By Erin Bryce
Sarasota Herald-Tribune
Copyright 2006 Sarasota Herald-Tribune Co.
All Rights Reserved
NORTH PORT, Fla. — Although it’s been more than five years since the last wildfire threatened Woodland Estates, many of the neighborhood’s 63 residents remember it.
The community, a private neighborhood just to the northwest of the North Port city limits, was less than a half a mile away from flames that torched more than 4,500 acres of the Carlton Reserve and crossed into the city’s northern border.
“We all stood on the bridge out there and watched the flames,” resident Dianne Latona said. “Everybody was concerned.”
Driven by that memory and the active wildfire season last spring, Woodland Estates residents wanted to do something to reduce the threat of wildfire engulfing their rural community.
Last week, Woodland Estates became the first neighborhood in Charlotte, DeSoto, Hardee, Manatee and Sarasota counties to become a Firewise Community.
The national program encourages residents in wildfire-prone areas to reduce fire-feeding vegetation and build buffers that can help slow down a fire’s advance.

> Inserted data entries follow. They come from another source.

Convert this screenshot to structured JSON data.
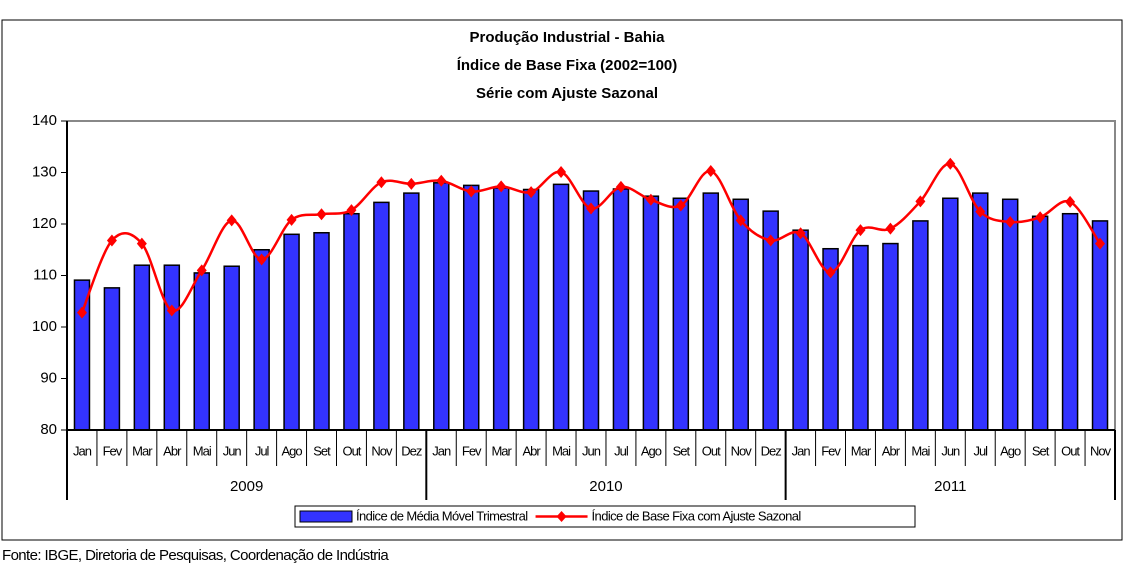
{
  "chart_data": {
    "type": "bar-line",
    "title": [
      "Produção Industrial - Bahia",
      "Índice de Base Fixa (2002=100)",
      "Série com Ajuste Sazonal"
    ],
    "categories": [
      "Jan",
      "Fev",
      "Mar",
      "Abr",
      "Mai",
      "Jun",
      "Jul",
      "Ago",
      "Set",
      "Out",
      "Nov",
      "Dez",
      "Jan",
      "Fev",
      "Mar",
      "Abr",
      "Mai",
      "Jun",
      "Jul",
      "Ago",
      "Set",
      "Out",
      "Nov",
      "Dez",
      "Jan",
      "Fev",
      "Mar",
      "Abr",
      "Mai",
      "Jun",
      "Jul",
      "Ago",
      "Set",
      "Out",
      "Nov"
    ],
    "year_groups": [
      "2009",
      "2010",
      "2011"
    ],
    "series": [
      {
        "name": "Índice de Média Móvel Trimestral",
        "type": "bar",
        "color": "#3333ff",
        "values": [
          109.1,
          107.6,
          112.0,
          112.0,
          110.5,
          111.8,
          115.0,
          118.0,
          118.3,
          122.0,
          124.2,
          126.0,
          128.0,
          127.5,
          127.0,
          126.7,
          127.7,
          126.4,
          126.8,
          125.4,
          125.0,
          126.0,
          124.8,
          122.5,
          118.8,
          115.2,
          115.8,
          116.2,
          120.6,
          125.0,
          126.0,
          124.8,
          121.5,
          122.0,
          120.6
        ]
      },
      {
        "name": "Índice de Base Fixa com Ajuste Sazonal",
        "type": "line",
        "color": "#ff0000",
        "values": [
          102.8,
          116.8,
          116.2,
          103.2,
          111.0,
          120.7,
          113.1,
          120.8,
          121.9,
          122.7,
          128.1,
          127.8,
          128.4,
          126.3,
          127.3,
          126.2,
          130.1,
          123.0,
          127.2,
          124.7,
          123.6,
          130.3,
          120.7,
          116.8,
          118.2,
          110.6,
          118.8,
          119.1,
          124.4,
          131.7,
          122.4,
          120.4,
          121.3,
          124.3,
          116.2
        ]
      }
    ],
    "ylim": [
      80,
      140
    ],
    "yticks": [
      80,
      90,
      100,
      110,
      120,
      130,
      140
    ],
    "source": "Fonte: IBGE, Diretoria de Pesquisas, Coordenação de Indústria"
  }
}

Several other communities in the region are moving in that direction -- a trend that could make a difference for the increasing number of neighborhoods that have been chiseled into prime wildfire breeding grounds.
“Just like out in California, they’re tired of the city,” said Patrick Mahoney, wildfire mitigation specialist with the state Division of Forestry. “What you have happening is that people will move out to North Port Estates or Woodland Estates, to those types of places, to get out of the city.”
But those types of neighborhoods -- surrounded by scrubland or slash pine forests -- are in wildfire habitat. The problem is growing in Florida, where growth is increasingly pushing into areas where wildfires are a seasonal part of the natural cycle.
More than 300 wildfires burned more than 4,000 acres in Southwest Florida this year, making 2006 one of the more active fire seasons the region has seen in recent years. Statewide, 4,689 wildfires burned 221,192 acres since January, according to the state Division of Forestry.
The Firewise program was launched in the early 1990s by the National Wildfire Coordinating Group. It incorporates a variety of safety measures, from removing pine needles from gutters and dead brush from around homes to building fire breaks around entire neighborhoods.
The program targets communities like Woodland Estates, which is literally tucked beneath a dense forest of cabbage palms and pine and oak trees. The goal is to reach a balance between fire protection and maintaining wildlife and a healthy tree canopy.
A Girl Scout camp in Manatee County and a community in Charlotte County also have begun working on the program, which is initiated by property owners.
“This is the perfect example of a neighborhood coming together,” said Randy Coldiron, a firefighter with the Division of Forestry.
Coldiron spent most of this week on a hydraulic tractor, creating winding walking paths under the dense saw palmettos and cabbage palms in Woodland Estates. The 10-foot-wide paths function as fire breaks and run around the perimeter of homes and along fence lines.
Firefighters can use the paths to stretch hoses and work a fire, and the breaks also reduce the height of flames, making them easier to extinguish.
All of the work is paid for by the Division of Forestry. Sarasota County fire mitigation specialist Joe Padgett said fire officials will return in eight months for maintenance.
“We’re going to continue to work with these folks,” Padgett said. “This is something that I think is very important to the community. Everybody’s working together.”